The U.S. is looking to plant its flag in the animation industry, and this latest step was a big one. GKIDS, Variety magazine, and The Annecy International Animated Film Festival are launching an ‘Animation is Film’ Festival in the United States. The 2017 Festival is planning to run from October 20-22nd at the TCL Chinese 6 Theatre in Hollywood. The inaugural event will consist of 20 programs—feature films in competition, short film programs, special presentations, and retrospectives.
Annecy’s involvement in the festival instantly gives the event some lofty credibility. Established in 1960, Annecy is the oldest and largest animation film festival in the world. Nearly 10,000 participants, 95 countries, and some 500 films made up France’s 2017 Annecy film festival. And this year has certainly been prosperous for Annecy as well in terms of its world presence. For instance, Annecy has established itself in Cannes, Seong, and now Los Angeles.
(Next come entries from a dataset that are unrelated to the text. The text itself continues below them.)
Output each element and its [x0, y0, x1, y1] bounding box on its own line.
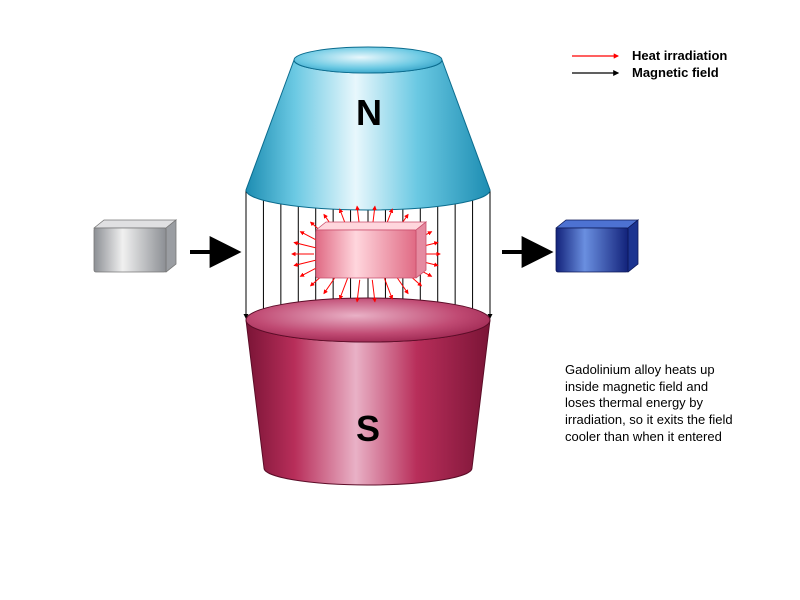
caption-text: Gadolinium alloy heats up inside magneti… — [565, 362, 735, 445]
legend: Heat irradiation Magnetic field — [570, 48, 727, 82]
heat-arrow-icon — [570, 51, 624, 61]
south-magnet — [246, 298, 490, 485]
left-alloy-block — [94, 220, 176, 272]
center-alloy-block — [316, 222, 426, 278]
legend-heat-row: Heat irradiation — [570, 48, 727, 63]
legend-magnetic-row: Magnetic field — [570, 65, 727, 80]
legend-heat-label: Heat irradiation — [632, 48, 727, 63]
right-alloy-block — [556, 220, 638, 272]
legend-magnetic-label: Magnetic field — [632, 65, 719, 80]
north-pole-label: N — [356, 92, 382, 134]
magnetic-arrow-icon — [570, 68, 624, 78]
south-pole-label: S — [356, 408, 380, 450]
diagram-svg — [0, 0, 800, 600]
Since the U.S. didn’t have a highly acclaimed animation film festival, it was lagging far behind Europe and Asia. The ‘Animation is Film’ Festival is hoping to close that major hole in the United States film industry market. The goal is to create, “a world class animation festival on par with the major events in Europe and Asia–and locating it in the world capital of animated filmmaking.”
I must also applaud another goal set forth by this festival. ‘Animation is Film’ wants to celebrate those who are under-represented within the film industry. This goal is, “Championing and supporting women filmmakers, and filmmakers from a wide range of cultural, economic, and national and geographic backgrounds.”
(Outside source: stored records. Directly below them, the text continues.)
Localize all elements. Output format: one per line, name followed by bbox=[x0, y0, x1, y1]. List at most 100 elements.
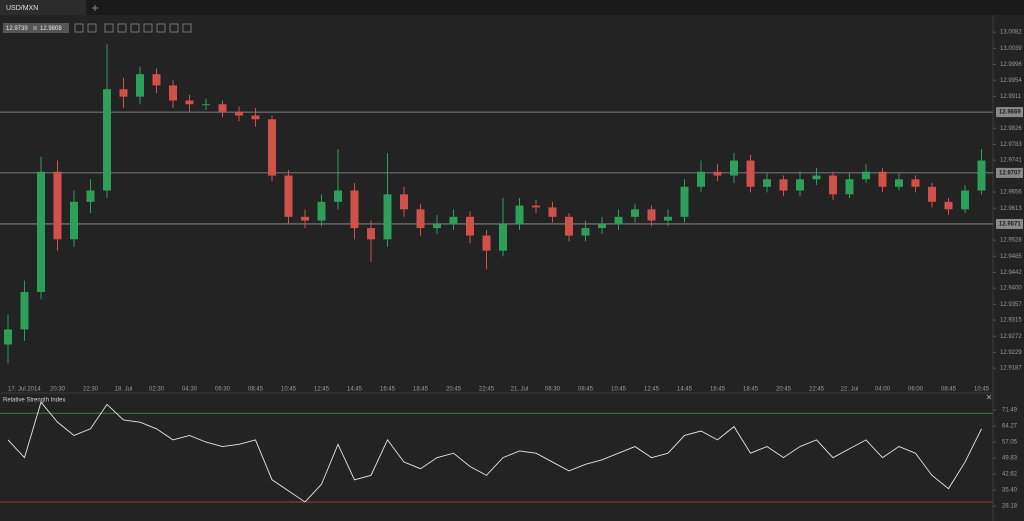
candle-body bbox=[895, 179, 903, 187]
tool-zoom-in[interactable] bbox=[74, 23, 84, 33]
x-tick-label: 16:45 bbox=[710, 387, 726, 393]
candle-body bbox=[4, 329, 12, 345]
x-tick-label: 10:45 bbox=[974, 387, 990, 393]
candle-body bbox=[532, 205, 540, 208]
x-tick-label: 18. Jul bbox=[115, 387, 133, 393]
price-line-box bbox=[996, 218, 1023, 229]
candle-body bbox=[119, 89, 128, 97]
tool-type[interactable] bbox=[117, 23, 127, 33]
x-tick-label: 20:45 bbox=[776, 387, 792, 393]
tool-settings[interactable] bbox=[143, 23, 153, 33]
x-tick-label: 08:45 bbox=[578, 387, 594, 393]
x-tick-label: 10:45 bbox=[611, 387, 627, 393]
candle-body bbox=[218, 104, 227, 112]
candle-body bbox=[911, 179, 920, 187]
ask: 12.9808 bbox=[40, 26, 62, 32]
bid: 12.9739 bbox=[6, 26, 28, 32]
price-line-box bbox=[996, 167, 1023, 178]
y-tick-label: 35.40 bbox=[1002, 488, 1018, 494]
y-tick-label: 12.9613 bbox=[1000, 206, 1022, 212]
price-line-box bbox=[996, 107, 1023, 118]
candle-body bbox=[713, 171, 722, 176]
y-tick-label: 12.9783 bbox=[1000, 142, 1022, 148]
candle-body bbox=[334, 190, 342, 202]
candle-body bbox=[152, 74, 161, 86]
candle-body bbox=[235, 111, 243, 116]
toolbar bbox=[74, 23, 192, 33]
candle-body bbox=[37, 171, 45, 292]
x-tick-label: 21. Jul bbox=[511, 387, 529, 393]
candle-body bbox=[730, 160, 738, 176]
x-tick-label: 06:00 bbox=[908, 387, 924, 393]
candle-body bbox=[631, 209, 639, 217]
candle-body bbox=[449, 216, 458, 225]
candle-body bbox=[961, 190, 969, 210]
candle-body bbox=[581, 228, 590, 236]
y-tick-label: 49.83 bbox=[1002, 456, 1018, 462]
x-tick-label: 06:30 bbox=[545, 387, 561, 393]
y-tick-label: 13.0039 bbox=[1000, 46, 1022, 52]
price-line-label: 12.9707 bbox=[999, 170, 1021, 176]
candle-body bbox=[614, 216, 623, 225]
candle-body bbox=[598, 224, 606, 229]
tool-zoom-out[interactable] bbox=[87, 23, 97, 33]
y-tick-label: 12.9315 bbox=[1000, 318, 1022, 324]
candle-body bbox=[202, 104, 210, 106]
candle-body bbox=[647, 209, 656, 221]
candle-body bbox=[400, 194, 408, 210]
y-tick-label: 12.9442 bbox=[1000, 270, 1022, 276]
candle-body bbox=[268, 119, 276, 176]
close-pane[interactable] bbox=[986, 394, 992, 400]
y-tick-label: 12.9229 bbox=[1000, 350, 1022, 356]
candle-body bbox=[251, 115, 260, 120]
y-tick-label: 13.0082 bbox=[1000, 30, 1022, 36]
x-tick-label: 16:45 bbox=[380, 387, 396, 393]
price-line-label: 12.9571 bbox=[999, 222, 1021, 228]
tool-indicators[interactable] bbox=[130, 23, 140, 33]
candle-body bbox=[977, 160, 986, 191]
candle-body bbox=[829, 175, 837, 195]
quote-box bbox=[3, 23, 69, 33]
candle-body bbox=[383, 194, 392, 240]
candle-body bbox=[680, 186, 689, 217]
x-tick-label: 22:30 bbox=[83, 387, 99, 393]
candle-body bbox=[53, 171, 62, 240]
x-tick-label: 12:45 bbox=[644, 387, 660, 393]
add-tab[interactable] bbox=[92, 5, 98, 11]
x-tick-label: 22:45 bbox=[479, 387, 495, 393]
x-tick-label: 08:45 bbox=[941, 387, 957, 393]
y-tick-label: 71.49 bbox=[1002, 408, 1018, 414]
x-tick-label: 06:30 bbox=[215, 387, 231, 393]
y-tick-label: 28.18 bbox=[1002, 504, 1018, 510]
candle-body bbox=[350, 190, 359, 229]
candle-body bbox=[482, 235, 491, 251]
candle-body bbox=[796, 179, 804, 191]
y-tick-label: 12.9400 bbox=[1000, 286, 1022, 292]
candle-body bbox=[697, 171, 705, 187]
tool-line[interactable] bbox=[182, 23, 192, 33]
candle-body bbox=[812, 175, 821, 180]
tool-draw[interactable] bbox=[169, 23, 179, 33]
candle-body bbox=[367, 228, 375, 240]
x-tick-label: 12:45 bbox=[314, 387, 330, 393]
candle-body bbox=[185, 100, 194, 105]
tool-scale[interactable] bbox=[104, 23, 114, 33]
candle-body bbox=[515, 205, 524, 225]
x-tick-label: 22:45 bbox=[809, 387, 825, 393]
candle-body bbox=[301, 216, 309, 221]
y-tick-label: 12.9528 bbox=[1000, 238, 1022, 244]
candle-body bbox=[845, 179, 854, 195]
candle-body bbox=[317, 201, 326, 221]
candle-body bbox=[763, 179, 771, 187]
candle-body bbox=[466, 216, 474, 236]
tool-attach[interactable] bbox=[156, 23, 166, 33]
y-tick-label: 12.9485 bbox=[1000, 254, 1022, 260]
tab-bar bbox=[0, 0, 1024, 15]
candle-body bbox=[944, 201, 953, 210]
candle-body bbox=[70, 201, 78, 240]
x-tick-label: 04:30 bbox=[182, 387, 198, 393]
x-tick-label: 17. Jul 2014 bbox=[8, 387, 41, 393]
quote-sep bbox=[33, 26, 37, 30]
y-tick-label: 12.9187 bbox=[1000, 366, 1022, 372]
tab[interactable] bbox=[0, 0, 86, 15]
Honestly, I can’t think of one female anime director, and they exist. But before now, I didn’t know their names. Just to ease my own mind, here’s a list of 10 female anime directors via Otaku Lounge. Sayo Yamamoto however, is easily the most noteworthy to me (Yuri!!! on Ice, Samurai Champloo, and Lupin the III: The Woman Named Fujiko Mine). It is depressing that I didn’t know who she was.
Consequently, I believe this festival will be good for the US. Mostly because I don’t think anything bad can come from animation receiving more attention, and these directors finally getting the recognition they deserve.